The Living Dead 2 (The Living Dead, #2)(50)
“Then prove it.”
“I was drunk.” Her voice shook. “I didn’t know what I was doing, and I’ve been saving up to get it removed.”
“What are you talking about?”
She took off her panties very slowly, then turned for my inspection.
There was no bite, but she had a tattoo that I hadn’t known about, just below the crest of her pelvis.
My name.
She was crying. Sobs this time, with painful gasping breaths between them. “I’m not infected.” Her voice was different when she was crying. I’d never heard it like that before. “I’m not!”
I didn’t know what to say to her. How could I? She was in love with me, and some tattoo artist somewhere knew it—half the school probably knew it—and I hadn’t? She was my best friend.
“Is this what happened on the Fourth of July?”
She nodded and wiped her eyes, but she refused to look at me.
“You should have told me,” I finally managed.
“What good would it have done?”
I couldn’t answer her. I just didn’t feel the same way about her and we both knew it. “I’m still looking for a way to get you out of there.”
“I love you,” she said. Her voice still sounded different.
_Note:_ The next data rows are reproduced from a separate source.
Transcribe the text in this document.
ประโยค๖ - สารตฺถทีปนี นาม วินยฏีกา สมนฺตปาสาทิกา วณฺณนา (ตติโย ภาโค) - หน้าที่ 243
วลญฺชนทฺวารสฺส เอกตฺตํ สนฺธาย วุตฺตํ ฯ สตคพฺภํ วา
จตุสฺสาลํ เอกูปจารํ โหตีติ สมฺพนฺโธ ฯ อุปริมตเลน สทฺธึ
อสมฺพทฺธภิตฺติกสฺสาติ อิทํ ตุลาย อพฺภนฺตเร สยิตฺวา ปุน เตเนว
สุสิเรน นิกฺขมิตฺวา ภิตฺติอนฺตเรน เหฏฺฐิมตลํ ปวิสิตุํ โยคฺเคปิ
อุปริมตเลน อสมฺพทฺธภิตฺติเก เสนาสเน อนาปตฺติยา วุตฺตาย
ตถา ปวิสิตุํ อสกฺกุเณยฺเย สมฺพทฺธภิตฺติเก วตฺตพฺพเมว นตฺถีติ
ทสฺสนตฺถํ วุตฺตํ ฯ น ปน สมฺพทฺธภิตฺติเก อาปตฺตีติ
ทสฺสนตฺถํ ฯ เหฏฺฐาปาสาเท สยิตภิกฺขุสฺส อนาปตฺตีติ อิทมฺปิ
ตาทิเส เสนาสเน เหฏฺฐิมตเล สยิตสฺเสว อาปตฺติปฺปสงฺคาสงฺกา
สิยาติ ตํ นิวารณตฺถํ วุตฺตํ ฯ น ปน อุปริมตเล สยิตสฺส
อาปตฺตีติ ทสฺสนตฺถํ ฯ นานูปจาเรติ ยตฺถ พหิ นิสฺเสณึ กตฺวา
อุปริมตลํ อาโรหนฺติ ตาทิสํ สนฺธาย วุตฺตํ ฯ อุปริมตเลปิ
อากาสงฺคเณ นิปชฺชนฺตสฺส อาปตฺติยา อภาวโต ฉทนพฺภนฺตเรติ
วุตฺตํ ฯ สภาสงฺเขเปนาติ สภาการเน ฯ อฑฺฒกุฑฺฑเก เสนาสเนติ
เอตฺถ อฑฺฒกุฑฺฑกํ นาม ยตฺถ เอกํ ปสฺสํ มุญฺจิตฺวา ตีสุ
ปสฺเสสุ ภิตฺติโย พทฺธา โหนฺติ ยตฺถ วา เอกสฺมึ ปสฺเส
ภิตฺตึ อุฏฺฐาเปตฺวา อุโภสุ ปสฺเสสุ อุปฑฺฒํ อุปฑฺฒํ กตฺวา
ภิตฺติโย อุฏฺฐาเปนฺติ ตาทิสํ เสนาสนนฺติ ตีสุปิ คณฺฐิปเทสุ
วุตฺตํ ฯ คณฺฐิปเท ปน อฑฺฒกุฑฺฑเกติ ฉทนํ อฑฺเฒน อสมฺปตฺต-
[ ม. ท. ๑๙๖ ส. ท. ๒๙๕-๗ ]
I wanted to cry. I ran home.
The next day, she wasn’t there.
There was a dark spot in the shadows of the woods. It might have been blood. But it might not have been.
Where the Heart Was
By David J. Schow
David J. Schow’s most recent novels are Gun Work and Internecine. He is also the author of the novels The Kill Riff, The Shaft, Bullets of Rain, and Rock Breaks Scissors Cut. One of the early innovators of zombie fiction, he is the author of the notorious story “Jerry’s Kids Meet Wormboy,” which, along with several other zombie tales, appears in the collection Zombie Jam. Schow has done a lot of work in television and film, including co-writing (with John Shirley) the screenplay for The Crow and writing teleplays for Showtime’s Masters of Horror. Schow is also generally considered to be the originator of the term “splatterpunk.”
Our lives are full of things that we wish would just go away: worries, fears, doubts. Also bills, advertisements, and enemies. And also, of course, rotting corpses. Them most of all. Alas, in the case of zombies, these things we never wanted to see again have returned, and while they may run amuck in our streets, cause our civilization to collapse, and bite and convert our neighbors and friends, at least we can be consoled by the knowledge that they can be stopped by a bullet through the brain, and that this time—dammit—they’re staying down.
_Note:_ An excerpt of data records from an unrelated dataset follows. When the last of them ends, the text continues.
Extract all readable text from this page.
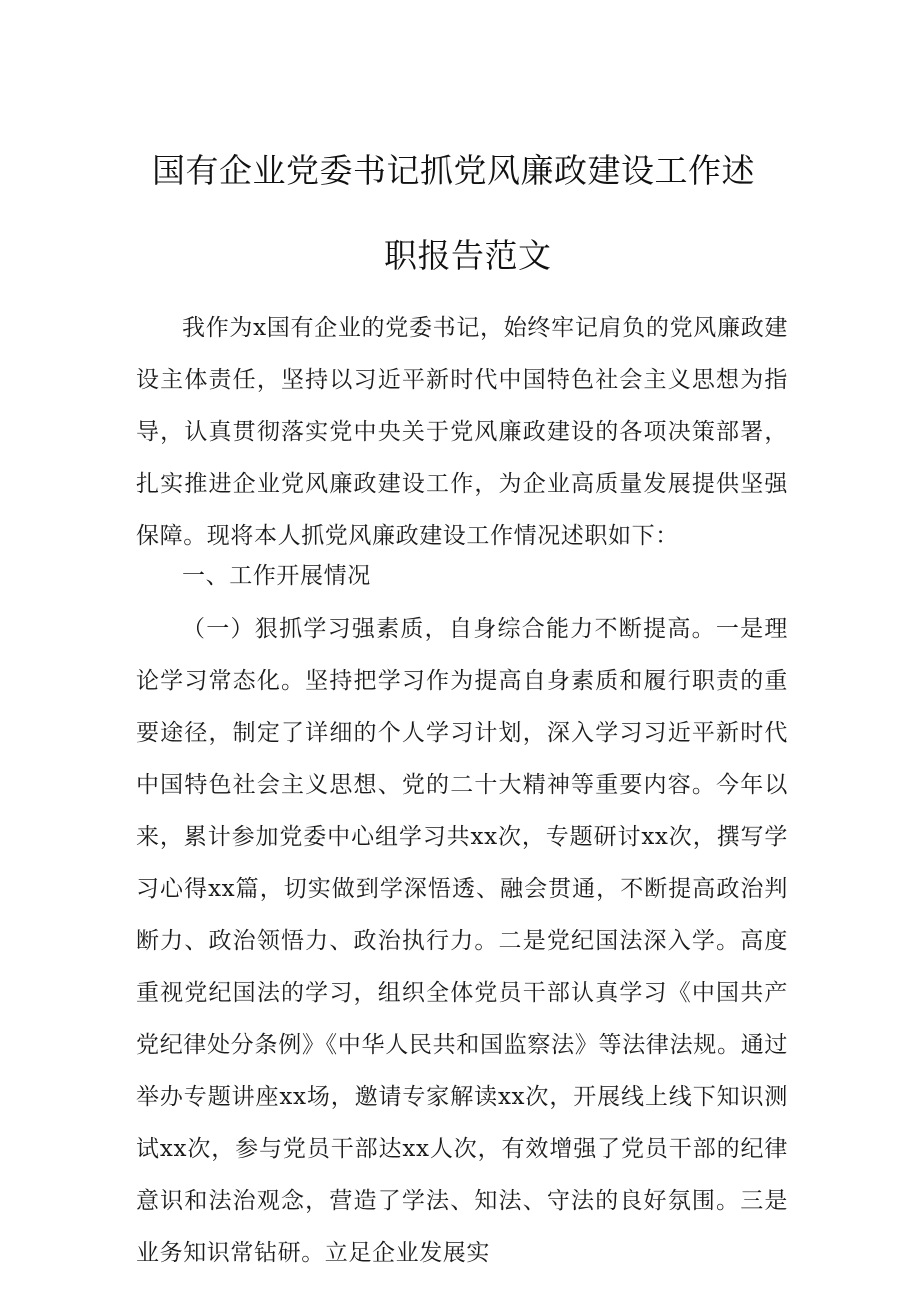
国有企业党委书记抓党风廉政建设工作述
职报告范文

我作为x国有企业的党委书记，始终牢记肩负的党风廉政建设主体责任，坚持以习近平新时代中国特色社会主义思想为指导，认真贯彻落实党中央关于党风廉政建设的各项决策部署，扎实推进企业党风廉政建设工作，为企业高质量发展提供坚强保障。现将本人抓党风廉政建设工作情况述职如下：

一、工作开展情况

（一）狠抓学习强素质，自身综合能力不断提高。一是理论学习常态化。坚持把学习作为提高自身素质和履行职责的重要途径，制定了详细的个人学习计划，深入学习习近平新时代中国特色社会主义思想、党的二十大精神等重要内容。今年以来，累计参加党委中心组学习共xx次，专题研讨xx次，撰写学习心得xx篇，切实做到学深悟透、融会贯通，不断提高政治判断力、政治领悟力、政治执行力。二是党纪国法深入学。高度重视党纪国法的学习，组织全体党员干部认真学习《中国共产党纪律处分条例》《中华人民共和国监察法》等法律法规。通过举办专题讲座xx场，邀请专家解读xx次，开展线上线下知识测试xx次，参与党员干部达xx人次，有效增强了党员干部的纪律意识和法治观念，营造了学法、知法、守法的良好氛围。三是业务知识常钻研。立足企业发展实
It’s troubling when something you’re trying to get rid of comes back once when all the laws of reason and common sense say it can’t, but how much worse is it when that same unwanted thing keeps coming back over and over again? As children, many of us were given nightmares by a Warner Bros. cartoon in which a family goes to ever more elaborate lengths to abandon its incredibly annoying dog, only to have the dog show up at the front door again and again and again. If the cartoonists thought this sort of thing was amusing, they were wrong—it’s terrifying, a fact Stephen King well understood when he wrote his story “The Monkey,” about a cursed toy that simply cannot be disposed of. Our next story combines these two ideas. It’s bad enough when a rotting corpse comes crawling home. But what if it turns into a habit?
Victor Jacks ambled through the back door to ruin their lives on Thurs-day. Which was a pain, since Victor had been pronounced dead the pre-vious Saturday.
“Stubborn sumbitch.” Renny reached under the bed for the ballbat. He was on hands and knees, forced to paw around until it finally came out with dustballs and hair kitties chasing it. Renny, who was allergic to animal dander, sneezed ear-poppingly. This trebled his rage.
Renny’s life was one that Victor’s back-from-the-dead encore was designed to ruin. Barb’s was the other. Just now she was backed into a corner, shrieking like an ingenue in a fifty-year-old horror film. Unlike those World War II heroines, she was naked. Renny still had his socks on. Apart from his Timex, he was garbless, but for the baseball bat. This, he refused to yield in the name of mere modesty.
Victor looked a bit shaggy, having been deceased for the better part of the work week. His shoulder blades, butt and legs down to the heels were blue-black with dependent lividity. His eyes were so crusty that one was welded shut. His hair was lank and wild, the most alive thing about him; his skin tone hung somewhere between catgut and bottled pig’s knuckle.
He crackled as he moved. That would be rigor.
He had obviously been walking for some time. At each of his joints the dry flesh had split into gummy wounds with chafed and elevated flaps. The distance from the morgue to Barb’s bedroom was about twelve pedestrian miles.
Provided, that is, Victor had come here directly, after sitting up on his slab and deciding to ruin their lives, Renny thought. And that pissed him off even more.
Renny’s next explosive sneeze spoiled his aim. He wiped his nose with his forearm. Barb kept screaming, totally out of character for her, and Renny wished in a mean flash that she would either faint or die.